With good behavior and time served, he won’t even walk into a prison much less serve time


Dirty Chicago cop gets 15 months in prison after flipping for feds

BY KIM JANSSEN

Ali Haleem, a Chicago Police officer, used his skills as an undercover narcotics officer to serve as an informant for feds in corruption cases.
A dirty Chicago cop who proclaimed himself the “Mayor of 63rd Street” was sentenced to 15 months in prison Wednesday for shaking down a tow truck driver and selling guns to a convicted felon.
Ali Haleem was only spared a longer sentence because of his “extraordinary degree of cooperation” with prosecutors, U.S. District Judge John Z. Lee said.
Suspected of wrongdoing for years, Haleem, 47, was allowed to keep his police job when he was busted by the feds in 2008, so that he could use his skills as an undercover informant.
He wore a wire and helped build public corruption cases against nine other defendants, including the campaign treasurer for former State Sen.
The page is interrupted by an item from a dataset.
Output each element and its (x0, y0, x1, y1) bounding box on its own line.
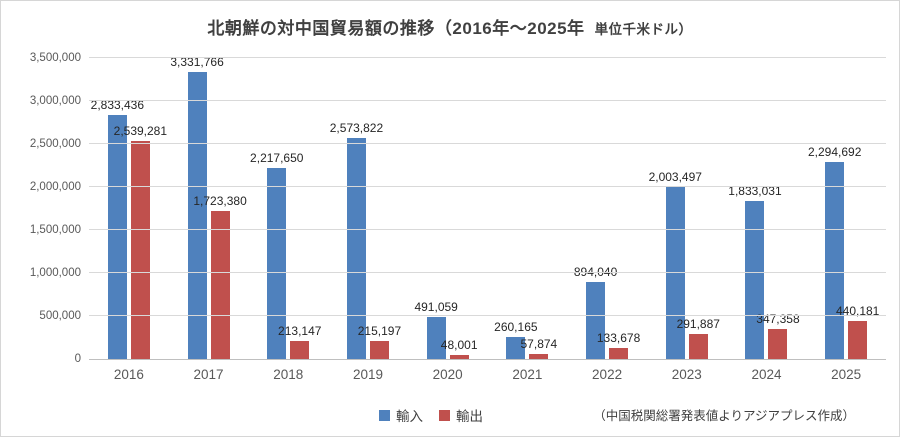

Rickey Hendon and two brothers who took bribes to cut property taxes at the Cook County Board of Review.
Speaking Wednesday, an emotional Haleem told the court that in an attempt to right his wrongs he had taken “a 180 degree turn” by working for the FBI for four years following his capture.
Apologizing to the judge, his family and “the citizens of Chicago,” he said, “to say that I’m sorry is an understatement.”
He is one of 10 former Chicago cops to be convicted in recent years of extorting tow truck drivers at accident scenes.
But Lee told him that by selling two guns for $1,000 to a convicted felon at a South Side Dunkin’ Donuts in 2007 and later selling another stolen gun at a White Castle, Haleem had “increased the risk of violence” on Chicago’s streets.
The betrayal of his badge “put more guns on the street and it ruptured the trust that the public is entitled to have in the police,” the judge said.
Prosecutors had asked for a sentence of 20 months.
But Lee said he took into account Haleem’s work building trust between authorities and the Arab-American community, his service in the National Guard and his otherwise “distinguished career as a police officer” in sparing him.
He said prosecutors provided no evidence to support their allegation that Haleem once offered $10,000 to an alderman in an attempt to get a promotion in the police department.
Unmentioned at Wednesday’s sentencing hearing were prior allegations that Haleem was paid by a drug smuggling ring in 2001 to tip them off about investigations.
Both federal and internal police probes of those alleged crimes went nowhere. And it wasn’t until Haleem was unmasked as an informant in 2012 that he finally left the police department.